Consistent Hashing maps keys and nodes onto a ring so scaling moves only about 1/N of keys. With virtual nodes for balance, it underpins distributed caches and key-value stores that scale gracefully.

Type
Architectural
When to Use
Distributed Caching, Partition Data Across Nodes, Minimize Remapping On Scale, Sharded Storage

Consistent Hashing distributes keys (cache entries, data records, requests) across a set of nodes in a way that stays stable as the node set changes. Naive hashing with hash(key) % N remaps almost every key when N changes, causing massive cache misses or data movement. Consistent hashing limits the disruption: adding or removing one node remaps only about 1/N of keys.

How It Works

Nodes and keys are both hashed onto the same circular space, a hash ring. A key is assigned to the first node found by moving clockwise from the key's position. When a node is removed, only the keys it owned move, to the next node on the ring; when a node is added, it takes over only the keys between it and its predecessor. Other keys stay put.

To balance load, each physical node is placed at many positions using virtual nodes, smoothing out uneven distribution. This technique underlies systems such as memcached client sharding, Cassandra, DynamoDB, and many distributed caches and load balancers.

The number of virtual nodes per physical node trades memory for balance: more virtual nodes smooth the distribution but enlarge the ring. Some systems extend the basic ring with bounded loads, capping how much any node may hold and spilling overflow to the next node, which prevents a single node from being overwhelmed by a skewed key distribution.

When to Use It

Use consistent hashing when you partition data or load across nodes that scale up and down, especially distributed caches and key-value stores, and when minimizing remapping during scaling or failure is important. It gives each key a deterministic owner without a central coordinator.

For a fixed, rarely changing node set, simple modulo hashing may be adequate.

It is also a natural fit for sticky routing, sending requests for the same session or entity consistently to the same instance to maximize local cache hits.

Trade-offs

Consistent hashing greatly reduces remapping but is more complex than modulo hashing and can distribute load unevenly unless virtual nodes are used.
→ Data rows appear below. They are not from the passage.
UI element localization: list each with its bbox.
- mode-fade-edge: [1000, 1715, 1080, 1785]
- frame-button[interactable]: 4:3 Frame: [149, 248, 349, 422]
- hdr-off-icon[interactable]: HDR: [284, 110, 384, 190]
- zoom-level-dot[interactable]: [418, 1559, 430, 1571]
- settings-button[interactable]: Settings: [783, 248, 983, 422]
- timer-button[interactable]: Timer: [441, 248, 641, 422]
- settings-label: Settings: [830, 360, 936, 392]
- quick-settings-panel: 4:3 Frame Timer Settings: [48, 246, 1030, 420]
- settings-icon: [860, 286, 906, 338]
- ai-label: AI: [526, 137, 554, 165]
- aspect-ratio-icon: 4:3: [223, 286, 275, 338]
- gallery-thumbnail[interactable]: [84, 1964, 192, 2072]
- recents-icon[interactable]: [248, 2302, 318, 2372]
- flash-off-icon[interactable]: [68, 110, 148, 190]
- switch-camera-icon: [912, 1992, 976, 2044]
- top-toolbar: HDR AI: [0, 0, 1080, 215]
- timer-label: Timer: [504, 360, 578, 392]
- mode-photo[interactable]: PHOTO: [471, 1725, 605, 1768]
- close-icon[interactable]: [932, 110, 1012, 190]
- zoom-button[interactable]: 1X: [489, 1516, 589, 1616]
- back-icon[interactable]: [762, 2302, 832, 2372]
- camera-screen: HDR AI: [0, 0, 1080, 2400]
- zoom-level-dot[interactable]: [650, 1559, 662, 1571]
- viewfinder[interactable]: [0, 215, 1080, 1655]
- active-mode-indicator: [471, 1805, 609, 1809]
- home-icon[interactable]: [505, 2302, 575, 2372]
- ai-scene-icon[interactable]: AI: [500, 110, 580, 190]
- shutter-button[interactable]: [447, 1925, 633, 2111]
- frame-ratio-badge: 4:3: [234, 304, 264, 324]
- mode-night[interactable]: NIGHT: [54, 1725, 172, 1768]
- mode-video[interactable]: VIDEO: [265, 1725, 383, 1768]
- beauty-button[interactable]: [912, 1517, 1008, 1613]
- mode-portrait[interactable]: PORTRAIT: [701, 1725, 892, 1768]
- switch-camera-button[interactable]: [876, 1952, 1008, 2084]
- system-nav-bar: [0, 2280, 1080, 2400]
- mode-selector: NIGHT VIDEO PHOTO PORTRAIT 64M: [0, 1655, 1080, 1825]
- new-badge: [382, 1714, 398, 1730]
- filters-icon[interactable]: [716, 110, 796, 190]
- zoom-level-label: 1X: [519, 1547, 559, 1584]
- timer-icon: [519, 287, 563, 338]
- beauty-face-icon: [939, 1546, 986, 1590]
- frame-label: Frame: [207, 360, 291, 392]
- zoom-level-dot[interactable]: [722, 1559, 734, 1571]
It assigns keys by hash, so range queries are not supported directly. Hotspots can still occur for popular keys. The major benefit is graceful scaling with minimal data movement. When a few keys are extremely popular, consistent hashing alone will not save a hotspot, so it is often combined with replication of hot keys or request coalescing to spread that concentrated load.

Related Patterns

Consistent Hashing is a strategy for Sharding that minimizes resharding cost. It provides single-owner key assignment without a Distributed Lock or Leader Election. Scatter-Gather often queries across the resulting partitions. Rendezvous hashing is a related alternative that achieves similar minimal remapping with a different selection rule.

Example

A distributed cache runs on five nodes. Using consistent hashing with 150 virtual nodes each, keys spread evenly across the ring. When a sixth node is added for capacity, only roughly one-sixth of keys move to it; the rest keep hitting their existing nodes, so the cache hit rate stays high during scaling instead of collapsing as it would with modulo hashing.